Building on its 2019 Climate Action Plan, the Fund will continue to use its minimum standards for determining whether a company is “well-prepared” for the transition to a low carbon global economy and will sell its shares in companies that fail to take steps to mitigate climate risks.
It has already set minimum standards for the thermal coal mining industry and divested from 22 coal companies and is currently wrapping up its evaluation of nine oil sands companies.
In addition, the Fund will develop minimum standards for investments in shale oil and gas, followed by integrated oil and gas, other oil and gas exploration and production, oil and gas equipment and services and oil and gas storage and transportation.
New York State Comptroller Thomas P. DiNapoli said: “New York State’s pension fund is at the leading edge of investors addressing climate risk because investing for the low carbon future is essential to protect the fund’s long term value.
“Achieving net zero carbon emissions by 2040 will put the Fund in a strong position for the future mapped out in the Paris Agreement.
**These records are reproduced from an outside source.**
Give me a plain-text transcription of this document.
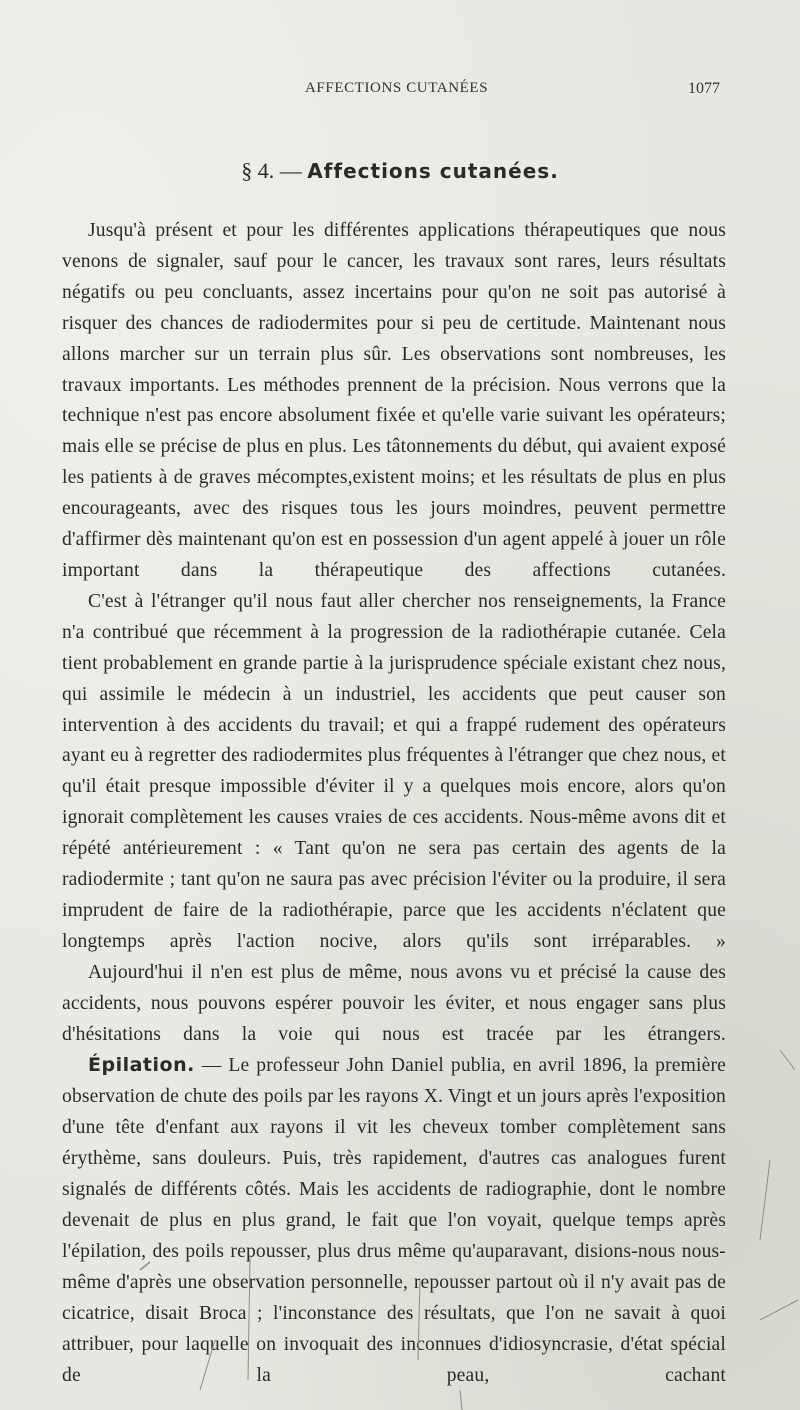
AFFECTIONS CUTANÉES	1077
§ 4. — Affections cutanées.

Jusqu'à présent et pour les différentes applications thérapeutiques que nous venons de signaler, sauf pour le cancer, les travaux sont rares, leurs résultats négatifs ou peu concluants, assez incertains pour qu'on ne soit pas autorisé à risquer des chances de radiodermites pour si peu de certitude. Maintenant nous allons marcher sur un terrain plus sûr. Les observations sont nombreuses, les travaux importants. Les méthodes prennent de la précision. Nous verrons que la technique n'est pas encore absolument fixée et qu'elle varie suivant les opérateurs; mais elle se précise de plus en plus. Les tâtonnements du début, qui avaient exposé les patients à de graves mécomptes,existent moins; et les résultats de plus en plus encourageants, avec des risques tous les jours moindres, peuvent permettre d'affirmer dès maintenant qu'on est en possession d'un agent appelé à jouer un rôle important dans la thérapeutique des affections cutanées.

C'est à l'étranger qu'il nous faut aller chercher nos renseignements, la France n'a contribué que récemment à la progression de la radiothérapie cutanée. Cela tient probablement en grande partie à la jurisprudence spéciale existant chez nous, qui assimile le médecin à un industriel, les accidents que peut causer son intervention à des accidents du travail; et qui a frappé rudement des opérateurs ayant eu à regretter des radiodermites plus fréquentes à l'étranger que chez nous, et qu'il était presque impossible d'éviter il y a quelques mois encore, alors qu'on ignorait complètement les causes vraies de ces accidents. Nous-même avons dit et répété antérieurement : « Tant qu'on ne sera pas certain des agents de la radiodermite ; tant qu'on ne saura pas avec précision l'éviter ou la produire, il sera imprudent de faire de la radiothérapie, parce que les accidents n'éclatent que longtemps après l'action nocive, alors qu'ils sont irréparables. »

Aujourd'hui il n'en est plus de même, nous avons vu et précisé la cause des accidents, nous pouvons espérer pouvoir les éviter, et nous engager sans plus d'hésitations dans la voie qui nous est tracée par les étrangers.

Épilation. — Le professeur John Daniel publia, en avril 1896, la première observation de chute des poils par les rayons X. Vingt et un jours après l'exposition d'une tête d'enfant aux rayons il vit les cheveux tomber complètement sans érythème, sans douleurs. Puis, très rapidement, d'autres cas analogues furent signalés de différents côtés. Mais les accidents de radiographie, dont le nombre devenait de plus en plus grand, le fait que l'on voyait, quelque temps après l'épilation, des poils repousser, plus drus même qu'auparavant, disions-nous nous-même d'après une observation personnelle, repousser partout où il n'y avait pas de cicatrice, disait Broca ; l'inconstance des résultats, que l'on ne savait à quoi attribuer, pour laquelle on invoquait des inconnues d'idiosyncrasie, d'état spécial de la peau, cachant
We continue to assess energy sector companies in our portfolio for their future ability to provide investment returns in light of the global consensus on climate change. Those that fail to meet our minimum standards may be removed from our portfolio. Divestment is a last resort but it is an investment tool we can apply to companies that consistently put our investment’s long term value at risk.”
As part of its net zero commitment, the Fund will continue to increase its engagement efforts with companies across industries to encourage them to reach net zero carbon emissions more quickly and will set interim trajectory goals to measure progress towards its 2040 goal.
Senator Liz Krueger welcomed the “exciting, bold and responsible leadership position”, suggesting it sets a high bar in a vital year of climate action.
She added: “The New York State Common Retirement Fund is the third largest pension fund in the country and when it takes action, people pay attention.
“Rigorous and timely review, with divestment for climate laggards across the energy sector and a commitment to a net zero portfolio by 2040 will protect the Fund, current and future retirees and taxpayers from unacceptable levels of climate risk. It also sends a clear message that the era of dirty fossil fuels must and will come to an end and the smart money is getting out sooner rather than later. This announcement is a big deal and it is a win-win for the Fund’s bottom line and the future survival of our society.”